Whole buildings have collapsed leaving a huge pile of dusty rubble and twisted metal.
It is impossible to tell what some of these buildings were before they were reduced to a pile of broken concrete.
But on the road in front of one of these buildings, some personal belongings have been salvaged. A photo of an elderly couple toasting each other sits in a shattered glass frame. A grey woollen shawl lies in the road.
Covered in dust
The intermittent heavy showers are turning the brick dust into a white sludge, but on top of the pile of rubble, dozens of weary looking emergency workers, all covered in dust, are pulling away bricks and broken pieces of wood with their bare hands.

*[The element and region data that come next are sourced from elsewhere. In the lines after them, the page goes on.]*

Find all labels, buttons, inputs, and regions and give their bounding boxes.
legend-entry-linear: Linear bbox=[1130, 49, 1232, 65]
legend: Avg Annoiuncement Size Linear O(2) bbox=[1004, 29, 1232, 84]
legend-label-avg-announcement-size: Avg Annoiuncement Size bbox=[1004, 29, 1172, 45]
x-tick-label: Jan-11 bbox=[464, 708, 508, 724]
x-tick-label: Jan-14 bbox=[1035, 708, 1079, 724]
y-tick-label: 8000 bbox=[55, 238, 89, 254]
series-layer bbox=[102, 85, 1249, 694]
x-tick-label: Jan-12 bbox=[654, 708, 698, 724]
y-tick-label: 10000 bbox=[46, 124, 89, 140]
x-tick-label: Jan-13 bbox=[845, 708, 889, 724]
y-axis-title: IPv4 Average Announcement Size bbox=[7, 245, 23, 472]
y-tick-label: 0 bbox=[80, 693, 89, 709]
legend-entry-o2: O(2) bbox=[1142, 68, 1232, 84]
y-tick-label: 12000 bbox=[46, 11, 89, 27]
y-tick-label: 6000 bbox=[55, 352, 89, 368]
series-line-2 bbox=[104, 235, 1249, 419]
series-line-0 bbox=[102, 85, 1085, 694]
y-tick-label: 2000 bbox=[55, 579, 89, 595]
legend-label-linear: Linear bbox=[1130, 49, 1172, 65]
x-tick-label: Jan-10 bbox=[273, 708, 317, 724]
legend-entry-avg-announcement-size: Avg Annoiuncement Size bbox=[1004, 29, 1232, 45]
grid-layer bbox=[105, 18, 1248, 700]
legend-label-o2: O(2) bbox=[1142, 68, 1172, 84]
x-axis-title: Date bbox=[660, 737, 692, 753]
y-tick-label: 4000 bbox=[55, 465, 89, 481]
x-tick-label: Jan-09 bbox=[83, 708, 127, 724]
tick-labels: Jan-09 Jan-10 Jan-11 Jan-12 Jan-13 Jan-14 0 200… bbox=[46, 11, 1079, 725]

Meanwhile, a crane and diggers stand by and the crane lifts out of the wreckage what is left of a sofa bed. Bricks and debris fall away as the tangled metal rises clear of the wreckage.
Shocked survivors are gathering in refugee camps outside the city
Two bodies have already been recovered from this building and rescue workers think five more people may be trapped inside.
They will work throughout the night in an effort to get them out. The next 48 hours will be crucial in the rescue effort.
Meanwhile, tremors still rock the town - one came just as I was writing the previous sentence.
It brings a brief pause in the rescue but then the wail of ambulances resumes and a fleet of emergency vehicles tears past.
And as evening fell, tens of thousands of people prepared to spend the night homeless. Tents have been set up in fields around the town.
But darkness did not stop the rescue effort.
Five thousand firemen, soldiers and Red Cross workers battled on in the hope of pulling some survivors free.